Examination must be carefully performed; the pain caused by an aggressive examination of an anal fissure is not easily forgotten by the patient or examiner. Simple spreading of the buttocks to gently roll open the anal verge will usually demonstrate the fissure ( Fig. 159.3 ). Endoscopy, which must be performed as part of the complete evaluation of patients with fissure, should be postponed; a more complete anorectal examination can be better accomplished when the fissure is healed. Importantly, topical anesthetics do not facilitate pain-free examinations.

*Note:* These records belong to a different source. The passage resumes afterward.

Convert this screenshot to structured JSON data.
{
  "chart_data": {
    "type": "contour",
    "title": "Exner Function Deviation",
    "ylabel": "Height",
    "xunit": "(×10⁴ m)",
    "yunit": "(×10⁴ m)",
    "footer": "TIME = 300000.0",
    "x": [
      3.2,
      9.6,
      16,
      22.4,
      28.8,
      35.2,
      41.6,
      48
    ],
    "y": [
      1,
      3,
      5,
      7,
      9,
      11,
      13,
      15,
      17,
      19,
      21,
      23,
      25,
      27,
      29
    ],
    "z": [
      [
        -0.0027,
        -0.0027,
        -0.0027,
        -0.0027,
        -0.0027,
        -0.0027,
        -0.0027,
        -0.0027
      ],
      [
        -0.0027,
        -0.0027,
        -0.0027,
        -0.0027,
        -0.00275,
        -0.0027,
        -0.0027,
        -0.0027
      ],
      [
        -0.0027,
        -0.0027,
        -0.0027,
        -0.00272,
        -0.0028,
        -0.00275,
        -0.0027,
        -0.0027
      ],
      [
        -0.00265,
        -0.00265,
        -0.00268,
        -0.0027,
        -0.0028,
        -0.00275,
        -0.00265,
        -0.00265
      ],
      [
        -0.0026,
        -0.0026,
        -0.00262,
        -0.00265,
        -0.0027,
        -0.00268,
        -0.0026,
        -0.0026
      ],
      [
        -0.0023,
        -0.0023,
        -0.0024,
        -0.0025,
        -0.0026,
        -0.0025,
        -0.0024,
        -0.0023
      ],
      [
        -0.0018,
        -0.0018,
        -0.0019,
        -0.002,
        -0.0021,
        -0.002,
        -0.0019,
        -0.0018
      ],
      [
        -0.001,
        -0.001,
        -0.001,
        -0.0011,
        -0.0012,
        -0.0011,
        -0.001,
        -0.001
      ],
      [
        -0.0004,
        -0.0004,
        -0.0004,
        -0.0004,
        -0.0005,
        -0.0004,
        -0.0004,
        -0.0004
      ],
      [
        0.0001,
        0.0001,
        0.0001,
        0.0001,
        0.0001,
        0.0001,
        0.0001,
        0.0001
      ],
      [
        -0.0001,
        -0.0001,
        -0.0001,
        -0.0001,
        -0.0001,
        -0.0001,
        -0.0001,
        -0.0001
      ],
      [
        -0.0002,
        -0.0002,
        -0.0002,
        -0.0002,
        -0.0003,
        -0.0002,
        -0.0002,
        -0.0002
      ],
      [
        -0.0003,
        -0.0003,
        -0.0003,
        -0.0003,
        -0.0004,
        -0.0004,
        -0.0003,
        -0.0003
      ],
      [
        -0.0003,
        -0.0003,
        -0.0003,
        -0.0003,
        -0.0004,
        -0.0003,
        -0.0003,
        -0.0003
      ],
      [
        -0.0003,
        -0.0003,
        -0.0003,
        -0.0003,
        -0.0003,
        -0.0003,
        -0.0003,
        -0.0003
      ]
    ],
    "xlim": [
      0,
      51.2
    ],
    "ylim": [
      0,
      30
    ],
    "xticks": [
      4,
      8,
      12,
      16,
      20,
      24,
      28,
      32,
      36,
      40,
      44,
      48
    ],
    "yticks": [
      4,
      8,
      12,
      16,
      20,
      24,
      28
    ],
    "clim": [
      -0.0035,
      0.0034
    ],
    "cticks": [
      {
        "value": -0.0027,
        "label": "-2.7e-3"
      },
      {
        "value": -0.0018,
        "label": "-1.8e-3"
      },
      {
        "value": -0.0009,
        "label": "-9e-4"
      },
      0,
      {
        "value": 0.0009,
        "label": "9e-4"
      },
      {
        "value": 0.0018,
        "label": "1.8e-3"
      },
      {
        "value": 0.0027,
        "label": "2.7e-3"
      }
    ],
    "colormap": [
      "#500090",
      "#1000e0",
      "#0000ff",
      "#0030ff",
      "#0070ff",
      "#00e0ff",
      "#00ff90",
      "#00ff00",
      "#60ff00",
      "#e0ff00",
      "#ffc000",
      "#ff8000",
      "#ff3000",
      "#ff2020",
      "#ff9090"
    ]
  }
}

FIGURE 159.3, Inspection of fissure.

Atypical-appearing fissures require more intensive inquiry. Symptoms of inflammatory bowel disease should be sought. Sexual activity and drug history should likewise be documented. If there is cause for concern as to the true nature of the ulcer or fissure, biopsy, stool culture, serology, and gastrointestinal evaluation may be indicated. High-risk behavior for human immunodeficiency virus infection necessitates screening and may explain the presence of the atypical fissure. Syphilitic ulcers can be diagnosed with dark-field, wet prep microscopy. Tuberculous ulcer, although commonly superinfected, will show acid-fast bacilli on staining. The critical issue in patients with atypical-appearing fissures is a high index of suspicion. If an atypical fissure is treated the same way as a typical fissure, a large nonhealing wound could result.

Most diagnostic tests will not be tolerated as office procedures. Examination under anesthesia permits a thorough evaluation of the anus and rectum. Cultures, biopsies, and possible therapeutic interventions can be safely and carefully performed with anesthesia. Indeed, patients embrace the opportunity to have a pain-free evaluation under anesthesia.